Opinion
2015-10556, Ind. No. 10126/14.
10-04-2017
Paul Skip Laisure, New York, NY (Michael Arthus of counsel), for appellant. Richard A. Brown, District Attorney, Kew Gardens, NY (John M. Castellano, Johnnette Traill, William H. Branigan, and Amy E. Markel of counsel), for respondent.
Paul Skip Laisure, New York, NY (Michael Arthus of counsel), for appellant.
Richard A. Brown, District Attorney, Kew Gardens, NY (John M. Castellano, Johnnette Traill, William H. Branigan, and Amy E. Markel of counsel), for respondent.
MARK C. DILLON, J.P., CHERYL E. CHAMBERS, JEFFREY A. COHEN, and ANGELA G. IANNACCI, JJ.
Appeal by the defendant from a judgment of the Supreme Court, Queens County (Lopez, J.), rendered October 13, 2015, convicting him of criminal possession of a controlled substance in the third degree, criminal possession of a controlled substance in the fifth degree, and unlawful possession of marijuana (two counts), upon a jury verdict, and imposing sentence.
ORDERED that the judgment is affirmed.
The defendant was a passenger in a vehicle in which two canisters containing illegal drugs were present. One canister contained 48 small bags of marijuana, and the other canister contained 26 small bags of crack cocaine. When police officers approached the vehicle, one of the officers saw the defendant trying to hide the canister containing the marijuana under his seat. The canister containing the crack cocaine was in plain sight on the seat in the back of the vehicle.
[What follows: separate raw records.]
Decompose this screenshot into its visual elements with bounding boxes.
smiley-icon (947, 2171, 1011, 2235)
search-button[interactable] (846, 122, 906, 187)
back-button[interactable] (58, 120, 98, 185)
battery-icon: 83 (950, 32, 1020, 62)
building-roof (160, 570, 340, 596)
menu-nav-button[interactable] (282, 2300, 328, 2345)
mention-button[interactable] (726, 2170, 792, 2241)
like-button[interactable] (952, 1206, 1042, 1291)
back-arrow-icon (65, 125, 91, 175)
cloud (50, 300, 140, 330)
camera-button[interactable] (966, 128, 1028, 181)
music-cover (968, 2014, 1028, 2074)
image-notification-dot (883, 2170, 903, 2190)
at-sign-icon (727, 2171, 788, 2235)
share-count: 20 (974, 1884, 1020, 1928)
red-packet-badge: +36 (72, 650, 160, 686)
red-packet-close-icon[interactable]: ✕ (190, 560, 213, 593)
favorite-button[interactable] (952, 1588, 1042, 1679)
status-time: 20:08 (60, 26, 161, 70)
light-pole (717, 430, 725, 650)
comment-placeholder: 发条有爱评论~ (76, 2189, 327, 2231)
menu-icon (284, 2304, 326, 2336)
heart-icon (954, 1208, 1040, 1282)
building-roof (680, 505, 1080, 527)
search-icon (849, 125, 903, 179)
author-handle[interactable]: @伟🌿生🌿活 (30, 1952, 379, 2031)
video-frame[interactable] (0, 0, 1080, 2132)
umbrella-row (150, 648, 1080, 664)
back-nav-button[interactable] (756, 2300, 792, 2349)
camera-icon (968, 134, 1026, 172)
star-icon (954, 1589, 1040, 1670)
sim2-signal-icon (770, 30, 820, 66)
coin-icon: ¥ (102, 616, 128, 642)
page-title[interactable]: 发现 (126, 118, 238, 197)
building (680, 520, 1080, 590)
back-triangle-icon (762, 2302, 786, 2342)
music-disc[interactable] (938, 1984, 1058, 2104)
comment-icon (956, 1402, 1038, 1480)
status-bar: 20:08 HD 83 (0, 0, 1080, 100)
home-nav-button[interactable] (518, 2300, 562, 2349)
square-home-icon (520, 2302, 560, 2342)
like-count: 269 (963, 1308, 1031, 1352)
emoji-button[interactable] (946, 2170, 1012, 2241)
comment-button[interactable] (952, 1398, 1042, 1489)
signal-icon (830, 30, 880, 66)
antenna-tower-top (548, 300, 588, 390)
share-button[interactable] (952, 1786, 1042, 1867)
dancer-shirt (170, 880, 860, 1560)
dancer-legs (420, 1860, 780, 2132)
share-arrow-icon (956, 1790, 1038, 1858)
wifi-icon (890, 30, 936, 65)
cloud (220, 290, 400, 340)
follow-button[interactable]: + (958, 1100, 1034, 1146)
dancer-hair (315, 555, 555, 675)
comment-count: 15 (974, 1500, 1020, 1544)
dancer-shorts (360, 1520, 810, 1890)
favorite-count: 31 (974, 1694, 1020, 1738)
The defendant's contention that the evidence was legally insufficient to support his conviction of criminal possession of a controlled substance in the third degree is unpreserved for appellate review, as defense counsel made only a general motion for a trial order of dismissal based upon the People's alleged failure to make out a prima facie case (see CPL 470.05 [2 ]; People v. Hawkins, 11 N.Y.3d 484, 491–492, 872 N.Y.S.2d 395, 900 N.E.2d 946 ; People v. Katehis, 117 A.D.3d 1080, 1081, 986 N.Y.S.2d 570 ; People v. Chance, 105 A.D.3d 758, 759, 962 N.Y.S.2d 620 ). In any event, viewing the evidence in the light most favorable to the prosecution (see People v. Contes, 60 N.Y.2d 620, 467 N.Y.S.2d 349, 454 N.E.2d 932 ), we find that it was legally sufficient to establish the defendant's guilt of that crime beyond a reasonable doubt. It was reasonable for the jury to infer that the presence of two different types of illegal drugs inside the vehicle, packaged for sale, coupled with the defendant's attempt to hide one of the canisters, indicated that the defendant was a knowing participant in a drug-selling operation (see e.g. People v. Warrington, 192 A.D.2d 735, 736, 597 N.Y.S.2d 119 ). Additionally, in fulfilling our responsibility to conduct an independent review of the weight of the evidence (see CPL 470.15[5] ; People v. Danielson, 9 N.Y.3d 342, 849 N.Y.S.2d 480, 880 N.E.2d 1 ), we are satisfied that the verdict of guilt on that count was not against the weight of the evidence (see People v. Romero, 7 N.Y.3d 633, 826 N.Y.S.2d 163, 859 N.E.2d 902 ).